Yes, you read that correctly. It may sound like a strange thing to do, but research suggests that any sound, including music, can help boost plant growth.
Commenting on the topic, Can said: "You are dealing with living beings. If you manage to tap into their frequency, they can talk, communicate with you. They do so with their leaves, stems and colors. They respond to you. First and foremost you have to learn their language."
"That's why we make them listen to music," he said, adding that this was a valuable tip passed onto them by an esteemed Dutch professor.
Rhythmic, bass-heavy beats and sound waves have a profound effect on living things. "And we, amazed by this info, have been incorporating this into our production process ever since," Can added.
From coconuts to dinner tables, through a sustainable route
Agrocan's greenhouses are made entirely of glass and have the latest technology available in both Turkey and Europe. The greenhouses continuously receive data about the weather from all computer-supported meteorology stations so that engineers can make the necessary changes to the environment to record optimal growth.
The company produces about 5,000-6,000 tons of tomatoes a year. Can said that thanks to a fully automated computerized system, they can trace every single tomato back to its origins, right down to the main seedling it came from, and so can their customers thanks to the QR codes placed on the boxes of produce.
When asked what makes Agrocan so different than other agricultural facilities, Can said the first difference is in its integrated structure. The company's textile production, power plant and greenhouse system are well integrated, with each unit helping power the other.
Agrocan's greenhouses are also Turkey's first artificially lighted greenhouses.
Can explained the benefits of having such technology. "When there is no sun and the weather is cloudy, we have a system that helps us recreate the blue and red wavelengths the sun emits, which is needed to start the photosynthesis process," he said.
Expressing hope that they will soon start working with Turkey's Scientific and Technological Research Council (TUBİTAK), Can said Agrocan's primary mission is to grow the plants without any pesticide residue or remnants of chemicals.
"The most natural and only way to ensure this is to grow these tomatoes in coconuts instead of soil," he said, adding that only bees are used to pollinate them.
By using coconut coir, also called coco peat, as a potting medium instead of soil, Agrocan effectively erases the threat of pests, allowing them to dedicate "all of our time, energy and effort to the plants themselves."
Can said there were only two ways to eliminate these pests: using pesticides or using predator insects.
"In a way we are just mirroring what naturally happens in nature," he said, noting that by eliminating all remnants of chemicals, the fruit grown doesn't constitute any health risks.
Can said they place special importance on quality control. The tomatoes grown at the facility go through thorough inspections and a multistep quality assessment process run by engineers; then they are inspected by section chiefs. At the picking stage, there are special automated systems where the produce again goes through a final quality check, which divides the fruit into first- and second-grade quality.

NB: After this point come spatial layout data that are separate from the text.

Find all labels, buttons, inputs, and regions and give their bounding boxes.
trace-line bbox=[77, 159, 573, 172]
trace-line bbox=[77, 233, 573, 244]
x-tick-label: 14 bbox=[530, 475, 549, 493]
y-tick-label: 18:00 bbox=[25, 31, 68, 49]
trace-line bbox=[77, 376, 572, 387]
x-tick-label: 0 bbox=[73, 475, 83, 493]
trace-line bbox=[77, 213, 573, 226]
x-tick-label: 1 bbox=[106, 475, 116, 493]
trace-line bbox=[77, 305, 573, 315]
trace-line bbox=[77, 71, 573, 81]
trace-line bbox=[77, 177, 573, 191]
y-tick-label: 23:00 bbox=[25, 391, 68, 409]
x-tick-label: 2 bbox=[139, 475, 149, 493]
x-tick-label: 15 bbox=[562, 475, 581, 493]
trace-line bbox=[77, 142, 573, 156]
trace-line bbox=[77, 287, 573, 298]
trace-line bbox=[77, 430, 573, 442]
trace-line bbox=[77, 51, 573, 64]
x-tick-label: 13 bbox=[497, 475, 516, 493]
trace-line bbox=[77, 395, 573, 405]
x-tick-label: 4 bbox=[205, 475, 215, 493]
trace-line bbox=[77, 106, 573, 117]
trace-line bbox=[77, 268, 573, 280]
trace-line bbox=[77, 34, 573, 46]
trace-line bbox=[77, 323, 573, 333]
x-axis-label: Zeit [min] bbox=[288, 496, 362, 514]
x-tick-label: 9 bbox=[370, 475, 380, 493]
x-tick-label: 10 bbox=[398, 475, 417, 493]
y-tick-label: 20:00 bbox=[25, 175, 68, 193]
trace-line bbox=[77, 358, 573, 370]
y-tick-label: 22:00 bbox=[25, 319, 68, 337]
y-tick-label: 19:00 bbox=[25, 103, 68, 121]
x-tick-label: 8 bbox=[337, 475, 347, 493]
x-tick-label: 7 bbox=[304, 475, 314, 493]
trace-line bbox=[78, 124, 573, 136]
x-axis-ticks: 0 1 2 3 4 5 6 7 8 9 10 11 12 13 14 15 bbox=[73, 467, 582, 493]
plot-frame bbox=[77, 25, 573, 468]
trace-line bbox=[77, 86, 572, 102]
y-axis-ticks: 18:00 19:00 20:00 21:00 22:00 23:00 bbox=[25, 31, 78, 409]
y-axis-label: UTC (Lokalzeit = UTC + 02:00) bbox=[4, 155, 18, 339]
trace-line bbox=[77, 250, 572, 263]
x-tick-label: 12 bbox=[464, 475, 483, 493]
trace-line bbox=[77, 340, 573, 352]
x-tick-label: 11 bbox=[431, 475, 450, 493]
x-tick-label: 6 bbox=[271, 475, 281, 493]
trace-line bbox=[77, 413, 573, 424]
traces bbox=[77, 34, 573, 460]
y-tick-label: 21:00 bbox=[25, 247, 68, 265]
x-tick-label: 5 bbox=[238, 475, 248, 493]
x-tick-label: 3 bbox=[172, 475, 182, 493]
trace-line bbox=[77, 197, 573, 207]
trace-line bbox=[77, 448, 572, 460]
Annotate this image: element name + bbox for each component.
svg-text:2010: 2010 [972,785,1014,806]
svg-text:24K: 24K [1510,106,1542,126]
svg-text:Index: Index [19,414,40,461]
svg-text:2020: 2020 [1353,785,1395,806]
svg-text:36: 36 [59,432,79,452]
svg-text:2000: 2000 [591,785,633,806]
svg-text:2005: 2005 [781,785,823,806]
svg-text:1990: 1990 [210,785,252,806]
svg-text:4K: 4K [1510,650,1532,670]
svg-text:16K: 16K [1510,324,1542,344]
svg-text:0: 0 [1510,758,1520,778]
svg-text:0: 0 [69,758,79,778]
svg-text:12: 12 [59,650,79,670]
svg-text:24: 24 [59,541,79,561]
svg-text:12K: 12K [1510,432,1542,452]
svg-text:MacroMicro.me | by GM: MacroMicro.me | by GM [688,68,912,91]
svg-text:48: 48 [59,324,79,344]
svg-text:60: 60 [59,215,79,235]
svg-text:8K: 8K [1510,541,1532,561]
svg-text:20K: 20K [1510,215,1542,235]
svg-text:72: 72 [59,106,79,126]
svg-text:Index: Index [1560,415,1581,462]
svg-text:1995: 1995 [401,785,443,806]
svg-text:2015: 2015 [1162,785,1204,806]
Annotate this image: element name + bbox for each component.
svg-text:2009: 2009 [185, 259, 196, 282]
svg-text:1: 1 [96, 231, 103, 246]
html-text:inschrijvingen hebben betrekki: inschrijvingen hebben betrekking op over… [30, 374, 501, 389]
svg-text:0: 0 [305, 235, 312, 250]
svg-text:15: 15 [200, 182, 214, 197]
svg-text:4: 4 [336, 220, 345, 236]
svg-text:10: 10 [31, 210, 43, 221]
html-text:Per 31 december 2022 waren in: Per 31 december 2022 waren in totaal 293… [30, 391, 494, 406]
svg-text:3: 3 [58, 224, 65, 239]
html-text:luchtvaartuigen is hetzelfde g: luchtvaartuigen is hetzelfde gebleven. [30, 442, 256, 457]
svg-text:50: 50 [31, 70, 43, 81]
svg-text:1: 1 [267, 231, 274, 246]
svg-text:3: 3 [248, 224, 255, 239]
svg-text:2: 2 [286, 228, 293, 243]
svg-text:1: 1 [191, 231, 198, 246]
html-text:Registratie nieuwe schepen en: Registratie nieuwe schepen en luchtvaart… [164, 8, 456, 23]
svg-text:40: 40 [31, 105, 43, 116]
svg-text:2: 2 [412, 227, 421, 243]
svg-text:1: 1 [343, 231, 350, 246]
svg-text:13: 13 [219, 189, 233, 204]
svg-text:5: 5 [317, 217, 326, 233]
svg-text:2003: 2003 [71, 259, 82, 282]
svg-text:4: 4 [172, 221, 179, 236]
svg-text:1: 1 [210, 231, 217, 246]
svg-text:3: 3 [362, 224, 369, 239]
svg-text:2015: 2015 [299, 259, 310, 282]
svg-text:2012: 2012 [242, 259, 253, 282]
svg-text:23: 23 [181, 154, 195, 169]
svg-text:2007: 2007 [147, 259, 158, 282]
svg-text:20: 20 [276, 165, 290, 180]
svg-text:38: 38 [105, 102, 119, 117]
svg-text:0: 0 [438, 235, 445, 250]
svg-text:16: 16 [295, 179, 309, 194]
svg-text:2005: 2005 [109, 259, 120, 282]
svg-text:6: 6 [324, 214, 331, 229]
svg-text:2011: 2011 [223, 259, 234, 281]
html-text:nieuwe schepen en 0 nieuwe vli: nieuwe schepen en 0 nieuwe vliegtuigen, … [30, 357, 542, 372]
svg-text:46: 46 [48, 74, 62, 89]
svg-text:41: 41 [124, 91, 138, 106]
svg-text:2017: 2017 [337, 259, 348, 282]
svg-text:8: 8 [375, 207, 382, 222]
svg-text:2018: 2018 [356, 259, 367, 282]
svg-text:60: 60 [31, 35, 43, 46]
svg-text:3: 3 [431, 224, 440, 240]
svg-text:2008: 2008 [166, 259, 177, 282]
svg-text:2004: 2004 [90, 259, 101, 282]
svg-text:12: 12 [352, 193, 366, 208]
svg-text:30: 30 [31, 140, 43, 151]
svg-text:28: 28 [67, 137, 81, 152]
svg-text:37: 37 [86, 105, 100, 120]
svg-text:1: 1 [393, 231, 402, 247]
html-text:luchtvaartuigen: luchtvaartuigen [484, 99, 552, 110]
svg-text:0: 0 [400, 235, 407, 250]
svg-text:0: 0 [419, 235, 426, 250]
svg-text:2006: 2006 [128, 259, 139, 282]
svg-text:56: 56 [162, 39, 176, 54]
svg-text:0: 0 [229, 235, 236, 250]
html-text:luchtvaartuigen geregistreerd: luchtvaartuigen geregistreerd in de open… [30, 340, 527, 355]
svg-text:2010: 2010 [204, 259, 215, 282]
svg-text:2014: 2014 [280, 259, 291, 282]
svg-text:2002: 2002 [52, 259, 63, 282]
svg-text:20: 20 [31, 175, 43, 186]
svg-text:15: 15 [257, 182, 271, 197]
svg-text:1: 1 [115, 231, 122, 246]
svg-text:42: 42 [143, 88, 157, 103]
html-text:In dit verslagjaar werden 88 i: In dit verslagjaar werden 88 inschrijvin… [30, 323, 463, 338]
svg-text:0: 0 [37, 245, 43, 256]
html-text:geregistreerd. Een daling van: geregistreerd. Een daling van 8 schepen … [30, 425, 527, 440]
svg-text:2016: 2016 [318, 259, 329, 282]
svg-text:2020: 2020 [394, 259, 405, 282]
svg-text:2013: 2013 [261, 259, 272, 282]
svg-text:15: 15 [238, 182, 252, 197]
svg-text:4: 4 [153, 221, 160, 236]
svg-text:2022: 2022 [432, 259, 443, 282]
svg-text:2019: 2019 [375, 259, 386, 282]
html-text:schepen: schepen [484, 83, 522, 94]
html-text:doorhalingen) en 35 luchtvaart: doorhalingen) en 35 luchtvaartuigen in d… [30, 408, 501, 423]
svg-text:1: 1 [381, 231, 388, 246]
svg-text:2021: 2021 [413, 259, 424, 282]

On the topic of zero waste, Can said they are following in the footsteps of first lady Emine Erdoğan and that their R&D centers were working hard to achieve that goal.
"Our packaging philosophy is to use materials that come from nature; that's why we only use cardboard made from cellulose," he noted.
Agrocan also recycles the plants themselves. The stems of the tomatoes can grow to a whopping 14 meters from just 20 centimeters in the span of 11 months. As herbaceous plants, tomato plants have non-woody stems that die at the end of the growing season, but these parts are also very rich in minerals.
"We turn these mineral depots into compost and use them as raw material to feed worms to create worm manure," Can added.